The president of the French Football Federation (FFF) and the general manager of the Paris Saint-Germain club are summoned, on Friday, to the Ministry of the Interior after the display of a pro-Palestine banner on Wednesday at the Parc des Princes by the supporters of the Parisian club, an action that will not but be sanctioned by the European Football Union (UEFA), informs AFP.
Philippe Diallo, the president of the FFF, and Victoriano Melero, the general director of PSG, “will be received by Othman Nasrou”, secretary of state responsible for the fight against discrimination within the ministry, according to a press release from the cabinet.
“UEFA’s disciplinary regulations prohibit the broadcasting of political messages of a provocative nature in stadiums,” writes Nasrou in a letter addressed to the FFF and PSG.
At the same time, UEFA will not initiate any disciplinary proceedings against the Paris Saint-Germain club for the pro-Palestinian message displayed by its supporters on Wednesday evening, before the match with Atletico Madrid in the Champions League, according to the continental football forum.
“There will be no disciplinary action, as the displayed banner cannot be considered provocative or insulting in this particular case,” the UEFA spokesperson clarified.

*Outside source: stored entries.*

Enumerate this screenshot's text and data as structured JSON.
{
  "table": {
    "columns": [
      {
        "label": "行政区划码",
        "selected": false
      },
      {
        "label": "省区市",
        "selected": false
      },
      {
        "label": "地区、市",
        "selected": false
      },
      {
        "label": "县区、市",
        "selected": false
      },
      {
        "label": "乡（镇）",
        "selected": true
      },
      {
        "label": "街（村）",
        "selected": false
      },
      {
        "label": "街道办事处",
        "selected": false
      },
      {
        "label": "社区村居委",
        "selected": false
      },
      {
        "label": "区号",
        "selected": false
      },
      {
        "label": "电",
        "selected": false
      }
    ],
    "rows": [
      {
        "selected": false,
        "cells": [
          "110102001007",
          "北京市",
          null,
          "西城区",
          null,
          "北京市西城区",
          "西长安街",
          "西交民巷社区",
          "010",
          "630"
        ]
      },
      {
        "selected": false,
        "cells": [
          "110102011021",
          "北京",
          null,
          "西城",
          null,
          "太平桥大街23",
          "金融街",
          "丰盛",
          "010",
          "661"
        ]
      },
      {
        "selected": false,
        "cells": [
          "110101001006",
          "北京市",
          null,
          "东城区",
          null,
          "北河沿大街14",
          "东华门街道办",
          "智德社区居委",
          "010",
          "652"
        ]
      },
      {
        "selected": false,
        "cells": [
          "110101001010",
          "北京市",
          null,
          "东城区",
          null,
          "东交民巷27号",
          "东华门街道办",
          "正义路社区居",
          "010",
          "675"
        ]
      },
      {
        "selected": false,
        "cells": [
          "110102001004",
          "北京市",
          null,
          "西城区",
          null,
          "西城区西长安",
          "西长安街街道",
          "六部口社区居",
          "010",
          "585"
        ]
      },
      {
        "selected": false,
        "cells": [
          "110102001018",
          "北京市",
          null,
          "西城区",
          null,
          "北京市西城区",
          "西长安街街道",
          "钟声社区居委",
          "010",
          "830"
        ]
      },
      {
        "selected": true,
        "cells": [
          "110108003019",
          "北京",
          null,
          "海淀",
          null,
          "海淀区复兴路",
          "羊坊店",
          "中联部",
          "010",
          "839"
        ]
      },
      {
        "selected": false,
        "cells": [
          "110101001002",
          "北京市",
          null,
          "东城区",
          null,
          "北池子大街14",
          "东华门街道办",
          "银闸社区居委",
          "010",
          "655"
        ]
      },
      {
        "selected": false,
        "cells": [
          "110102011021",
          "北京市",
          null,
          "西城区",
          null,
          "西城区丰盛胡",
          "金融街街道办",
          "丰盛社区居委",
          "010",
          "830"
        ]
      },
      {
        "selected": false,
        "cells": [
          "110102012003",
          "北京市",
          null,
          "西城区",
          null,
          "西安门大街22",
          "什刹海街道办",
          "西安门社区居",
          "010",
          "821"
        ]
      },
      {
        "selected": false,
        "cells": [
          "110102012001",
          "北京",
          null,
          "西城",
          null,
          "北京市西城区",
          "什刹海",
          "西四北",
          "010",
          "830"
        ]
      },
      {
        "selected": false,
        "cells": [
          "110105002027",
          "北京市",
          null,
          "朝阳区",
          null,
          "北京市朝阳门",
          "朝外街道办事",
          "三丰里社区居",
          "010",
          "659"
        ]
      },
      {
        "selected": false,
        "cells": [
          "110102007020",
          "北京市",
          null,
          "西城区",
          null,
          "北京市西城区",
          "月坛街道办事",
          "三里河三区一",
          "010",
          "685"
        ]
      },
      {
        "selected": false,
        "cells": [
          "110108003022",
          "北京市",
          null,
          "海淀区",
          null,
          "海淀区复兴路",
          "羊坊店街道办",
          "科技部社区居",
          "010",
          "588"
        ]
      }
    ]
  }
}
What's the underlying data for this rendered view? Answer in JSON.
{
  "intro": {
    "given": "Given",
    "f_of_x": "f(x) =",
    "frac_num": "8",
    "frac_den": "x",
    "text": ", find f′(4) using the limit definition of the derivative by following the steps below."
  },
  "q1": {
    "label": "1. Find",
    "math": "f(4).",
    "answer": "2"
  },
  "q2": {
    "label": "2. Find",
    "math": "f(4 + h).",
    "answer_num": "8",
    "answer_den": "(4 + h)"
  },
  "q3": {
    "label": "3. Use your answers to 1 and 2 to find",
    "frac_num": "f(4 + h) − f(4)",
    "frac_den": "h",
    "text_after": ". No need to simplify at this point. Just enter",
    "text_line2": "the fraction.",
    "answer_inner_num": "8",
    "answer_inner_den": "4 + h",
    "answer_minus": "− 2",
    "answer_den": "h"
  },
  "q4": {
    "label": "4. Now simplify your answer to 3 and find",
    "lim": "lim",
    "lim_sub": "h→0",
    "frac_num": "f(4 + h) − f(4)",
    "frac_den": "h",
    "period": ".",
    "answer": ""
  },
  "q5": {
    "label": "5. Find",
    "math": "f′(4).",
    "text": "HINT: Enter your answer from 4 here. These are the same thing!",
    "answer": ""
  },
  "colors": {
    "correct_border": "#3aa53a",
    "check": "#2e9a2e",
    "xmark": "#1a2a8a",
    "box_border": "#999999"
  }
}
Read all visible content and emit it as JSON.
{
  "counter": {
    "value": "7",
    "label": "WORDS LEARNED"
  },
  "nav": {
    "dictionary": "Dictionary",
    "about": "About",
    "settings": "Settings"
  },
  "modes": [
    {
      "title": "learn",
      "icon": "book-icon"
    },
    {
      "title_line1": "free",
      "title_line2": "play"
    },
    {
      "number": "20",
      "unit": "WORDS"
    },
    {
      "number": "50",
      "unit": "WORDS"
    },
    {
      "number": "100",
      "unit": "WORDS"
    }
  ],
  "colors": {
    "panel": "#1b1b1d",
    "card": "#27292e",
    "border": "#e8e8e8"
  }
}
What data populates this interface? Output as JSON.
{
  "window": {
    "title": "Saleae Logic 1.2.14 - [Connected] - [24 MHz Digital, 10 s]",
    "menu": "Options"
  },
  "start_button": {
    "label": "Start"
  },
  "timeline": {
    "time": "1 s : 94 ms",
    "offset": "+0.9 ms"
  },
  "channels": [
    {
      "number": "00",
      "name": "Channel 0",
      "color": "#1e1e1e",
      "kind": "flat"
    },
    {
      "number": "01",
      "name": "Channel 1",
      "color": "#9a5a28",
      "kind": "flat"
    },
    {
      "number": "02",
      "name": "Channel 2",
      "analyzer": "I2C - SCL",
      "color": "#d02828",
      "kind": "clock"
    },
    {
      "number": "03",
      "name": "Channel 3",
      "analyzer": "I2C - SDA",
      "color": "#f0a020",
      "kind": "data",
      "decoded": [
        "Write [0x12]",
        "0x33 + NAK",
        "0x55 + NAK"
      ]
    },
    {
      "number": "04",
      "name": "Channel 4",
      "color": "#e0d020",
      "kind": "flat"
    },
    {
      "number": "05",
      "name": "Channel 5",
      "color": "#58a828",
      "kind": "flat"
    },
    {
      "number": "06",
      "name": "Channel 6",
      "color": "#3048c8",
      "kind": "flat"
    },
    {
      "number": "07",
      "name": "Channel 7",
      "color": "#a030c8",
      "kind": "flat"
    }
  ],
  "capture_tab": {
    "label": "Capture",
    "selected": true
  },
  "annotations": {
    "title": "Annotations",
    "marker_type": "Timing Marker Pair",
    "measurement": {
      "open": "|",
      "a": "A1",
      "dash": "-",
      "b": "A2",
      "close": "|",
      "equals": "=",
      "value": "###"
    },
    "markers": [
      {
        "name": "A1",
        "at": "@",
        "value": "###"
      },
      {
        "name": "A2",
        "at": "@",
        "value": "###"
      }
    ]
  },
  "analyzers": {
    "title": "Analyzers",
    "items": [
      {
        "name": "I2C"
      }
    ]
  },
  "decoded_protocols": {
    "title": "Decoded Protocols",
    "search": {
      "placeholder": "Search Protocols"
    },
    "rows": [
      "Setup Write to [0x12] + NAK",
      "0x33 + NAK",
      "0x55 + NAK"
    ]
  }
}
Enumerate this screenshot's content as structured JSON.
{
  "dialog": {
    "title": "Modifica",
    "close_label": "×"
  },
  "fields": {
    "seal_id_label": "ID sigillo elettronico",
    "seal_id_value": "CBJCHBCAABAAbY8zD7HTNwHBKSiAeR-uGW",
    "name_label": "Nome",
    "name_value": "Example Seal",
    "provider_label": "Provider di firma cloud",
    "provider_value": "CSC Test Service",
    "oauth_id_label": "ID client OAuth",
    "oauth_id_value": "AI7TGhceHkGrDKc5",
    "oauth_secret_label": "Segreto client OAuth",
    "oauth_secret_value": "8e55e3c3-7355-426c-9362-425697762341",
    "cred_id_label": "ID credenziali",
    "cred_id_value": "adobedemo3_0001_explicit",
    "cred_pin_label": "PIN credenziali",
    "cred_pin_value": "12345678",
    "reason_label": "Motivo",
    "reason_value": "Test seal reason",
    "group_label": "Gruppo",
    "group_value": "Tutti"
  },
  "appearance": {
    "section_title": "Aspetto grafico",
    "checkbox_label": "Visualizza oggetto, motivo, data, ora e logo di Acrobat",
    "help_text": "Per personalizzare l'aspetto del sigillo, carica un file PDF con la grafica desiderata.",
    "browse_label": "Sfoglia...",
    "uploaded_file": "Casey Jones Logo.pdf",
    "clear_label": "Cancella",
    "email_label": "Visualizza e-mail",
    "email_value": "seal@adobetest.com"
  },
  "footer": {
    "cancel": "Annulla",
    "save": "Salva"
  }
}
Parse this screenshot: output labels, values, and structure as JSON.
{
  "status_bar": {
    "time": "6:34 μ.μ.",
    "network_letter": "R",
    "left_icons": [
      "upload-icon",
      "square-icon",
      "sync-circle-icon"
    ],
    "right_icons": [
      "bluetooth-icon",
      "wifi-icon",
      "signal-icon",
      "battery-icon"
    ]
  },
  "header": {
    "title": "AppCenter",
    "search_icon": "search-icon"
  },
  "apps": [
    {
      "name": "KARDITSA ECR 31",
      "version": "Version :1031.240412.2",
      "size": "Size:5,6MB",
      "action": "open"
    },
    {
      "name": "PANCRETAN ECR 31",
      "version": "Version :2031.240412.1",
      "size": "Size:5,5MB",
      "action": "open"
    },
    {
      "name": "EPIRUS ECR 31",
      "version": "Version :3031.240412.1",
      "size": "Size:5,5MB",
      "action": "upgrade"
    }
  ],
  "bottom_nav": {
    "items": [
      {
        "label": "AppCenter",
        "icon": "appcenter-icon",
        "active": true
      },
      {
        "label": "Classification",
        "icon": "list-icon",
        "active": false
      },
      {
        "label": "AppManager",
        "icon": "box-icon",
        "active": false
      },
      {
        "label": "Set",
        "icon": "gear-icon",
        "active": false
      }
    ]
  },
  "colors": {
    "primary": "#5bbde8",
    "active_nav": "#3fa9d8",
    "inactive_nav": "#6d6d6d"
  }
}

Article 16.4 of the disciplinary regulation of the European body allows the sanctioning of “any provocative message inappropriate for a sporting event” and in particular “any provocative message of a political, ideological, religious or insulting nature”.
It therefore does not ban all political proclamations from football stadiums, but only those deemed “provocative” or offensive, a criterion applied to, for example, homophobic banners and chants, as well as the monkey chants of Hungarian supporters during EURO 2020, emphasizes AFP.
At the Parc des Princes on Wednesday night, PSG’s ultra supporters unfurled a huge banner reading “Free Palestine” around the Paris team’s red and blue colors, with a bloodied Palestinian flag, the flag of Lebanon, Jerusalem, tanks or a person who wears a kefieh.
The huge canvas with drawings, which covered the entire Auteuil lawn, had a banner on top that read: “War on earth, but peace in the world”.
The French club assured in a statement that it had “no knowledge of the plan to display such a message” and specified that it is “firmly opposed to any message of a political nature in its stadium”.